I created a benchmark to compare the performances of Tensorflow and PyTorch for fully convolutional neural networks in this github repository:

I need to make sure if these two implementations are identical. If it is, then the results show that Tensorflow is about %5 faster in one of the experiments and about %20 faster in another experiment.

Thanks in advance

Your benchmarking code isn’t accurate. CUDA kernels are launched asynchronously, but you’re measuring the time using time.time() even though the forward pass won’t have completed at that point.

To my knowledge, both PyTorch and TensorFlow use same implementation (cuDNN) for convolutions. The speed of the convolution implementation is going to dominate if you have sufficient batch size (which you do).

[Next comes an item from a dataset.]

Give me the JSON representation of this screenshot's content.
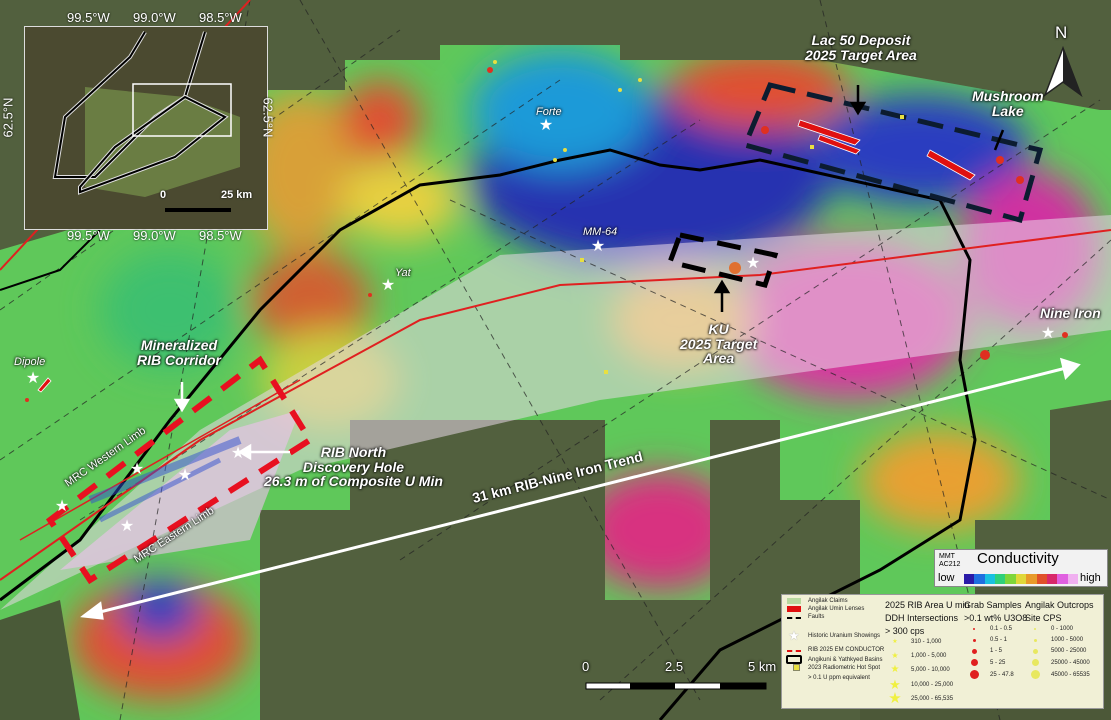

The other differences you see are probably differences in measurement (see point above) and how you’re passing in data.

There’s already a bunch of accurate benchmarks of CNNs:


‌But the python API is synchronous, otherwise, it won’t work at all. would you please explain the asynchronous API more clearly?

Afterall I measure the time of 10 iterations.

Cuda kernels are async by default, that means that as soon as the cuda kernel is launched, the program get the control back even though computation is not finished.

To make sure computation is finished you should call “cudaDeviceSynchronize”, your best bet would be through Cupy.

Furthermore there might be a difference due to the Tensor layouts:

PyTorch use NCHW and Tensorflow uses NHWC, NCHW was the first layout supported by CuDNN but presents a big challenge for optimization (due to access patterns in convolutions, memory coalescing and such …).
NHWC is easier to optimize for convolutions but suffer in linear layers iirc because you have to physically transpose/permute the dimensions.

Furthermore, due to it’s dynamic nature, PyTorch allocate new memory at each new batch while Tensorflow can just reuse previous memory locations since size is known in advance.

Memory is THE bottleneck in Deep Learning not CPU, the big challenge is how to feed data fast enough to the CPU and GPU to get the maximum GFLOPS throughput.

So I think the benchmark is worth it.


I know that that tensorflow has the tf_cnn_benchmarks script. Does PyTorch have anything similar?